What else does my song need?
This is the question every songwriter asks themselves. There are a few other elements that you might like to add if you think the song structure could use a little shake up.
You might like to add an intro to your song, like the brooding tension at the start of ‘Money For Nothing’ by Dire Straits, or a smart little lead in that just sets the tone and pace of the song that will follow, like the start of ‘Baby Love’ by the Supremes.
Some artists also choose to add an outro to play out their song – ‘Hey Jude’, ‘Stairway to Heaven’ and ‘Champagne Supernova’ spring to mind as they gave us some of the most epic examples of this.
A ‘pre-chorus’ is a popular songwriting technique which creates anticipation for the chorus we know is about to drop – the songs’ Sugar, We’re Goin Down’ by Fallout Boy and ‘Say You’ll Be There’ by the Spice Girls both feature sections that, when we hear then, we know we’re about to hear the chorus.
Songwriters sometimes like to add a bridge, which is an entirely different piece of music to the verse and chorus. A ‘middle eight’ is a common type of bridge – think of the quiet section of Blink 182’s ‘What’s My Age Again?’ or the even quieter section of the Beach Boys’ ‘Good Vibrations’.
Now you’ve got a few building blocks, it’s time to organise them into a song structure.
Which song structure should I use?
There are many different song structures for you to choose from – you don’t always have to follow the ‘verse chorus verse’ structure. With all the aforementioned songwriting tools at you disposal, you’re free to mix and match as you see fit.
Here are a few song structure ideas along with some well-known examples to bring you up to speed:
’12 bar’ structure
Most associated with blues music, this form was the go-to in the early days of rock ‘n’ roll – but many of today’s songwriters still hold this form in high esteem and revisit it to put a fresh spin on it. Typically, while each verse may vary, each 12 bar pattern ends with a repeated phrase or ‘refrain’:
- ‘Hound Dog’ – Elvis Presley
- ‘Still Haven’t Found What I’m Looking For’ – U2
‘Verse / chorus / verse / chorus’ structure
Also known as ‘binary form’, this type of song structure experienced a boom among folk musicians, and really began to explore the idea that the verses could tell the story while the choruses – a more developed and separate piece of music than the simpler refrain – could remind the listeners of the theme or moral – such as with these:
- ‘Big Yellow Taxi’ – Joni Mitchell
- ‘Roxanne’ – the Police
‘Verse / chorus / verse / chorus / bridge / chorus’ structure
This is the most popular song structure heard in pop music today – so much so that it’s often called the ‘Standard Form’ – and offers the songwriter to take the listener in a different direction after establishing the song’s setting by first repeating the verses and choruses:
- ‘Hot N Cold’ – Katy Perry
- ‘Stacy’s Mom’ – Fountains of Wayne
‘Verse / pre-chorus / chorus / verse / pre-chorus / chorus / bridge / chorus’ structure
Our previous song structure’s older, cooler sibling, this structure crams a little more songwriting craft into your 3 or so minutes by way of a pre-chorus – the perfect way to get your listeners hyped up for what they’re about to hear.
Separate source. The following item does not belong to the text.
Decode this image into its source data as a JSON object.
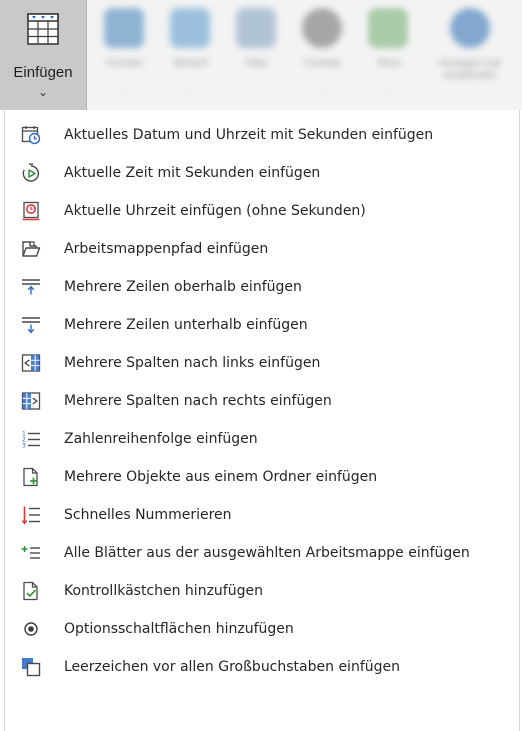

Some great examples of this form being put to good use are:
- ‘Buddy Holly’ – Weezer
- ‘Don’t Look Back in Anger’ – Oasis
The most important lesson of all is: keep writing. Keep writing lyrics, keep writing melodies. You can’t expect your first song to be your masterpiece, but don’t let a few weaker songs get you down. You’ll find it easier and easier to write songs as you get more familiar with the process, and you’ll start to settle into your own unique songwriting style. You’re now armed with the same songwriting tools as the best songwriters out there – so go for it!